All this can only be possible if there is sufficient international cooperation and also by enhancing the security measures.
The next generation ILO seafarers’ ID uses a bar code technology to store biometric data and support the ILO’s international interoperability requirements of the SID. The format of storing fingerprint in the biometric profile is in the PDF417 barcode format. The biometric system is used for increasing the strength of the binding between the SID and the seafarer who holds it.
The ILO Convention 185 has a certain set of preconditions that are to be satisfied before giving the license to the seafarers. It was assumed by the framers that while taking fingerprints the seafarers will not perceive fingerprint capture and verification to be an invasion of their privacy or an offence against their dignity. This was also very well laid down in Article 3 of the 185 Convention.

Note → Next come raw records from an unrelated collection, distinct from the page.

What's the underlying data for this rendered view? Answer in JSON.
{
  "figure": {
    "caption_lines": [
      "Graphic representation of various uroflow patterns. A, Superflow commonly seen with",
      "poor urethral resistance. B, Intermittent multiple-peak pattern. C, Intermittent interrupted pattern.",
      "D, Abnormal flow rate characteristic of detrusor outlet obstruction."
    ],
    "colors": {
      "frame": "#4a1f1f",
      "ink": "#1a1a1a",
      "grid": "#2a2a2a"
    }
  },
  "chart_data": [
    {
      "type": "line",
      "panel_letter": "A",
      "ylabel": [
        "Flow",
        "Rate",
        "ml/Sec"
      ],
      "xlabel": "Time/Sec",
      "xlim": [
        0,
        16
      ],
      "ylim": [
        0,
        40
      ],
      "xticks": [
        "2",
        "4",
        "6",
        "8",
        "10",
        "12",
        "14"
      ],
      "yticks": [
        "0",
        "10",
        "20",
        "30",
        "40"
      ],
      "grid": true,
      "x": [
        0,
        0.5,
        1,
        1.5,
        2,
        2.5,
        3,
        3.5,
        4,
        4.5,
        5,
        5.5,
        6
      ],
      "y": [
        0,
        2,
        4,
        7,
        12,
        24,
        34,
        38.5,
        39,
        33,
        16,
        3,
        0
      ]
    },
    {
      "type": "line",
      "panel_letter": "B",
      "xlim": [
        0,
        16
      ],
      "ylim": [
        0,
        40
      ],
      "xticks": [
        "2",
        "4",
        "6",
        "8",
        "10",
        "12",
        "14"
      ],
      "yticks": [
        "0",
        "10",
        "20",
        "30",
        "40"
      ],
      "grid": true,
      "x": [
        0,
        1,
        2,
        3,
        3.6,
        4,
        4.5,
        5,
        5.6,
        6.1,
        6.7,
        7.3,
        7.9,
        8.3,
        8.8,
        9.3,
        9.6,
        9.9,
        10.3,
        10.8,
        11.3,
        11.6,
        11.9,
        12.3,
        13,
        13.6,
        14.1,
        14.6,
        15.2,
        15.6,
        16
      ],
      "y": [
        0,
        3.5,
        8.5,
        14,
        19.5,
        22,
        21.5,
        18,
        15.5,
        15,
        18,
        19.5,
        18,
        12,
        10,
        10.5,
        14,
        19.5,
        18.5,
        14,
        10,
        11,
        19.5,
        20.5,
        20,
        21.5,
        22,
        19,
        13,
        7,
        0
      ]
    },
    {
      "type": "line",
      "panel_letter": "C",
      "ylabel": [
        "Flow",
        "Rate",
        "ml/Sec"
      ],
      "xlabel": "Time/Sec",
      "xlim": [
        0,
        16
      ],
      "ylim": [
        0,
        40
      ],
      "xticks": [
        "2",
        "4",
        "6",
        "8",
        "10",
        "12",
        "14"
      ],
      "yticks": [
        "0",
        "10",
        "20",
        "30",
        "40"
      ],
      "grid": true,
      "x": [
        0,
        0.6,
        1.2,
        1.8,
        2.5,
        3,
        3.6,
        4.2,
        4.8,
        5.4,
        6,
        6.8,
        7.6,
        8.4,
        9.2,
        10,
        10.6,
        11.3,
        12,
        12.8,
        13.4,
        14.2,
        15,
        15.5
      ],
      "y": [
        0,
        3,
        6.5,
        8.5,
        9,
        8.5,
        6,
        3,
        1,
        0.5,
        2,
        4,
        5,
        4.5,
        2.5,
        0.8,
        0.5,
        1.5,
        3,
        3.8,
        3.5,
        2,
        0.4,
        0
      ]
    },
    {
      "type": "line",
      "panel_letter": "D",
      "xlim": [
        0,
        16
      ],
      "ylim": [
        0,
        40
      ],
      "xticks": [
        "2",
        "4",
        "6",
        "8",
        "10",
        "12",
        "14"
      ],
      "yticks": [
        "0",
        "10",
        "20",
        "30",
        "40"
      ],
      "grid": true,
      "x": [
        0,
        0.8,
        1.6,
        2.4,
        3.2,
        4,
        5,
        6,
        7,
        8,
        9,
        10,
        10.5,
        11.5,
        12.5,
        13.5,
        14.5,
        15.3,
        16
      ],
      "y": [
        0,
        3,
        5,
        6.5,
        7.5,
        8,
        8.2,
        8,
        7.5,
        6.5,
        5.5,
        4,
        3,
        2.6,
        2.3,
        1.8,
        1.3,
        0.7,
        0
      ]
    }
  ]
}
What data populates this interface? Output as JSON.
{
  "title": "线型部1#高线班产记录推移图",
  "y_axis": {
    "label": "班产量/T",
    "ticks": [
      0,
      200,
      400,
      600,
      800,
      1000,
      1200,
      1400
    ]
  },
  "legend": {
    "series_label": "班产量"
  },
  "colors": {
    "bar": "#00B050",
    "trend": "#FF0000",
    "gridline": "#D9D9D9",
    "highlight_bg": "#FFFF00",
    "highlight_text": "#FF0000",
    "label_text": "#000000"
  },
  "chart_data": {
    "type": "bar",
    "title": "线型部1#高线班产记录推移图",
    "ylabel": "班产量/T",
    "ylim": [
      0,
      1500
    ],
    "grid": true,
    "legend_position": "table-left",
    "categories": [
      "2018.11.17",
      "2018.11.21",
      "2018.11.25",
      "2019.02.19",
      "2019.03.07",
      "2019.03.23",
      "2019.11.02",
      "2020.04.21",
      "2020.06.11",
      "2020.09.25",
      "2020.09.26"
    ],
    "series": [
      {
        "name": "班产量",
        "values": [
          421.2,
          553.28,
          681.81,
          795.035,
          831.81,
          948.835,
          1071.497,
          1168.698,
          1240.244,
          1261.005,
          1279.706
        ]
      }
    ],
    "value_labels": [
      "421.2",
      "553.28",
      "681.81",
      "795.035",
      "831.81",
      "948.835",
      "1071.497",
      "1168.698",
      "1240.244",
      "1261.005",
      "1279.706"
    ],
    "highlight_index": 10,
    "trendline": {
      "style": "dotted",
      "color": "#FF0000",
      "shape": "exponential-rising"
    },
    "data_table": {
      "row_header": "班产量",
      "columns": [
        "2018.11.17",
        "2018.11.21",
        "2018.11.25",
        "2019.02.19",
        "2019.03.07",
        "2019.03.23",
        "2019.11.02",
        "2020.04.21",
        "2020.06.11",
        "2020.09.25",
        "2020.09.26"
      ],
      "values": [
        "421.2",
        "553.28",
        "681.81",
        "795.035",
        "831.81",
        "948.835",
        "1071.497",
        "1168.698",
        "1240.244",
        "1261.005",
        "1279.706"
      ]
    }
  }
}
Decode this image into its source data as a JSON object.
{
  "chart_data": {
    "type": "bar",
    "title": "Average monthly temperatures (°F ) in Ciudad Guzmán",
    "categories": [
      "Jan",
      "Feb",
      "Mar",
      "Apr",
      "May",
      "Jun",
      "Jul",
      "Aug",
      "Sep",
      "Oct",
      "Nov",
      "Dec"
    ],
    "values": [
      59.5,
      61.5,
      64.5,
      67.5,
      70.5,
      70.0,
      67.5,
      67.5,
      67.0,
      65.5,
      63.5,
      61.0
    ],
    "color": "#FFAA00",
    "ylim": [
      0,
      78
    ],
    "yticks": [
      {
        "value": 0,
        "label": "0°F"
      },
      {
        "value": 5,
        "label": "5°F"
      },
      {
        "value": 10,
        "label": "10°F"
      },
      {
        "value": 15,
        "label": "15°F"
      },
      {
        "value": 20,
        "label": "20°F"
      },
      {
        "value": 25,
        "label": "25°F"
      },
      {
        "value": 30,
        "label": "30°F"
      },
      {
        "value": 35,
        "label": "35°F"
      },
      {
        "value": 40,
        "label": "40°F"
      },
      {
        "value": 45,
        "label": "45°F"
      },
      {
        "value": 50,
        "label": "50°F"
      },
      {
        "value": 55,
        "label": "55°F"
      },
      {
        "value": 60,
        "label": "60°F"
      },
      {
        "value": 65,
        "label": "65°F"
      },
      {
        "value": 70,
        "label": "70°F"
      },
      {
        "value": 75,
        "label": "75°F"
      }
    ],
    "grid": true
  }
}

For enrolling the Biometric, an issuing agent is required to enter the personalization information into the enrollment system. A fingerprint should be captured from the index finger of each hand. In case the index finger is damaged and the fingerprint cannot be taken, then a fingerprint from another finger or thumb will be captured. The SID-issuing agent shall specify which fingers were enrolled at the time of biometric enrolment, and this information shall be recorded in the header of the biometric template to be stored on the SID bar code.

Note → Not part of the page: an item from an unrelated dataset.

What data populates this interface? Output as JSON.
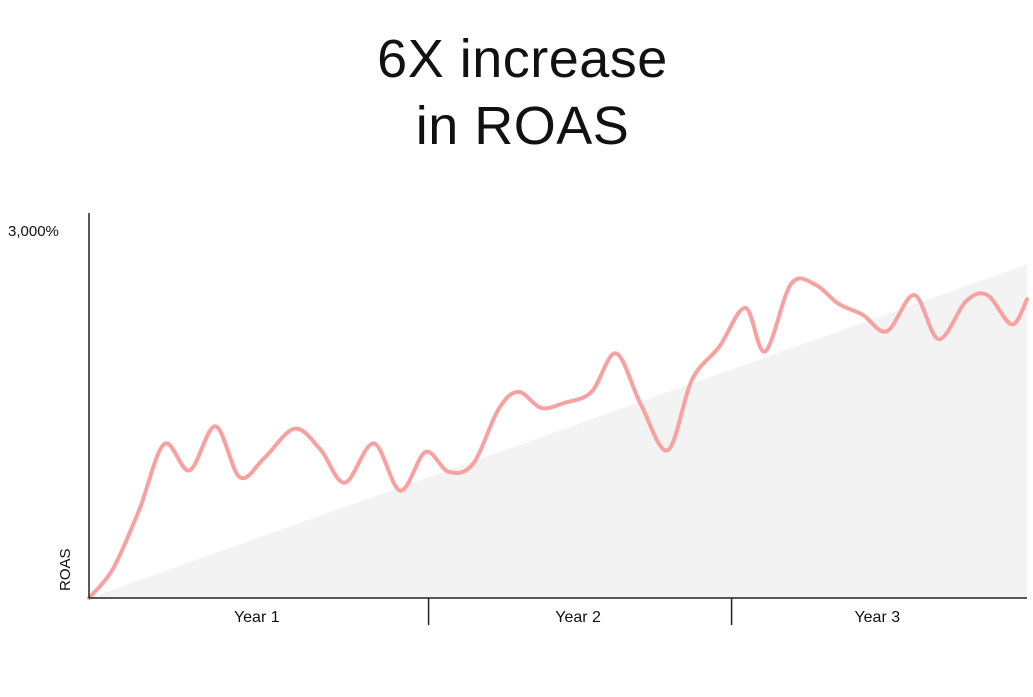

India also ratified this convention and became a part of it. This is a boon for the Indian Sailors as they can move freely in the international waters without any restriction. The identity card that is issued to them have all the features to be verified electronically and is recognised world wide.The hassle free movement in the international waters will also increase employment opportunities for the Seafarers. India has over 1.8 lakh seafarers, just around 7 per cent of the global share of sailors. The security issues that are presently faced by the seafarers will also be solved and taken care of.
Convention No. 185 is potentially a very effective Convention designed to serve modern border control and security interests, while also respecting seafarers’ rights. It combines and balances security interests with the welfare of seafarers and the facilitation of world shipping. With respect to security interests, it provides for SIDs with essential modern security features and is unique in its establishment of minimum standards for national SIDs issuance procedures as well as the international oversight of compliance with those procedures, and also in its establishment of international cooperation in the sharing of data on issued SIDs through national databases and national focal points that can be contacted on a round-the-Clock basis.